To investigate the possibility that hypermutable strains could eventually be better recipients of ESBL-encoding plasmids, we analyzed the frequency of transconjugants in otherwise isogenic hypermutable and wild-type normomutable strains. We introduced by conjugation four ESBL-encoding plasmids—two from E. coli, pEC36 (TEM-4) and pEC16 (CTX-M-10), and two from Klebsiella pneumoniae, pRYCE11 (TEM-4) and pRYCE11.1 (TEM-4) (8)—into the nalidixic acid-resistant E. coli K-12 BM21 recipient strain (1). The resulting E. coli BM21 transconjugant strains harboring the ESBL plasmids listed above were then used as donors in further conjugation experiments. The recipients of these mating experiments were rifampin-resistant mutants of the normomutable strain E. coli MI1443 (ΔfrdABCD ΔampC recA Sm^r) and its isogenic hypermutable derivative GB20 (MI1443 mutS215::Tn10) (11). Transconjugants were selected onto LB plates containing rifampin (100 μg/ml) and cefotaxime (1 μg/ml). Three replicate experiments were run in parallel. Our results did not support the possibility that mutator strains could be better recipients of ESBL-encoding plasmids, since the frequency of conjugation per donor strain was not significantly different when the normomutable or the hypermutable strain was used as the recipient strain (data not shown). Another possibility to explain the high prevalence of hypermutable ESBL-producing strains could be a putative mutagenic effect on the recipient cell derived from the ESBL plasmid acquisition. In fact, this explanation has been suggested previously for E. coli and K. pneumoniae (3, 13). Again, such a hypothesis was not supported by our results. The mutation frequencies of E. coli K-12 BM21 strains obtained before and after mating experiments with all ESBL-encoding plasmids tested were found not to be significantly different (data not shown).
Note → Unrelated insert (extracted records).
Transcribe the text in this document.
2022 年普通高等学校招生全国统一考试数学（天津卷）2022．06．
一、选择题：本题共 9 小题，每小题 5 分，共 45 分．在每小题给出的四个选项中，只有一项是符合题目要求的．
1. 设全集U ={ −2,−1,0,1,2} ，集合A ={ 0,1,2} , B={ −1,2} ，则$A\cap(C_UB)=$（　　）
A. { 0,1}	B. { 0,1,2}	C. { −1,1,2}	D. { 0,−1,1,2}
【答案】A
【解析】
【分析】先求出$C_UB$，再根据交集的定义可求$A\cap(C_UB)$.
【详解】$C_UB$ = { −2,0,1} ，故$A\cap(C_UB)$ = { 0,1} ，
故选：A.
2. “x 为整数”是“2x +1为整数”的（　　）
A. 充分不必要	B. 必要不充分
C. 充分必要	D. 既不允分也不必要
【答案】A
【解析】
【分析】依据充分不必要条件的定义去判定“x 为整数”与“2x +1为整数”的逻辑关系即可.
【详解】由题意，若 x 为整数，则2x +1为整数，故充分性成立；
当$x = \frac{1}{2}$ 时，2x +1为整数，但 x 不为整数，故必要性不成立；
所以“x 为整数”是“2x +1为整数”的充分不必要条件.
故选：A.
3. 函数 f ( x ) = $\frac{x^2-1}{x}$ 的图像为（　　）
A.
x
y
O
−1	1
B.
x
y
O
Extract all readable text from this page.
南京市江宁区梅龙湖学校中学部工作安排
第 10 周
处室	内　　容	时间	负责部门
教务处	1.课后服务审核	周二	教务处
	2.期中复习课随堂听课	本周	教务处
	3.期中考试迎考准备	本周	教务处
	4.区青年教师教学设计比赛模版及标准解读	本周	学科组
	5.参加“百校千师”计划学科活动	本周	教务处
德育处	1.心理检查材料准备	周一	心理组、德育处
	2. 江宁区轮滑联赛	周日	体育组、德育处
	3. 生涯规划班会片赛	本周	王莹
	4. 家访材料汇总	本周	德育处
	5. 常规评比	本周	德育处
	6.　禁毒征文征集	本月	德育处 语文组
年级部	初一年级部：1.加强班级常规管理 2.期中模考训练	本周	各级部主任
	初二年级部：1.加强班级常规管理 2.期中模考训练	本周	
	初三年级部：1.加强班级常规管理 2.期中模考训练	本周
A possible scenario is that the stepwise emergence of mutations in the ESBL ancestor genes (such as those encoding TEM-1 or SHV-1, ancestors of TEM-4 and SHV-12, respectively) might have preferentially, but not necessarily, occurred in plasmids harbored by hypermutable strains, followed by plasmid transfer, eventually to other, nonhypermutable strains. However, bacterial stress associated with epidemic spread of ESBL clones in the hospital might have favored hypermutable variants. Additionally, local horizontal transfer to neighbor hospital strains (where hypermutation is more frequent) may enrich the frequency of hypermutators with ESBLs. Since hypermutable strains are more resistant to antibiotics (20), the association of ESBL production with hypermutation may have been favored by the local intensity of antibiotic selection. Indeed, hypermutable ESBL-producing strains could have been enriched by the use of fluoroquinolones, because of the easier emergence of fluoroquinolone resistance mutations (12, 23). In these hypermutable strains, and under appropriate selection, the emergence of mutations and recombinations leading to ESBLs could have been favored.

The results of our study suggest that in our hospital the presence of ESBLs is associated with a hypermutable phenotype in E. coli. Thus, the isolates harboring these enzymes might have an enhanced capacity for further adaptations to exposure to novel antibiotics or for acquisition of novel traits, allowing them to develop more-efficient mechanisms eventually increasing their epidemicity and virulence (17).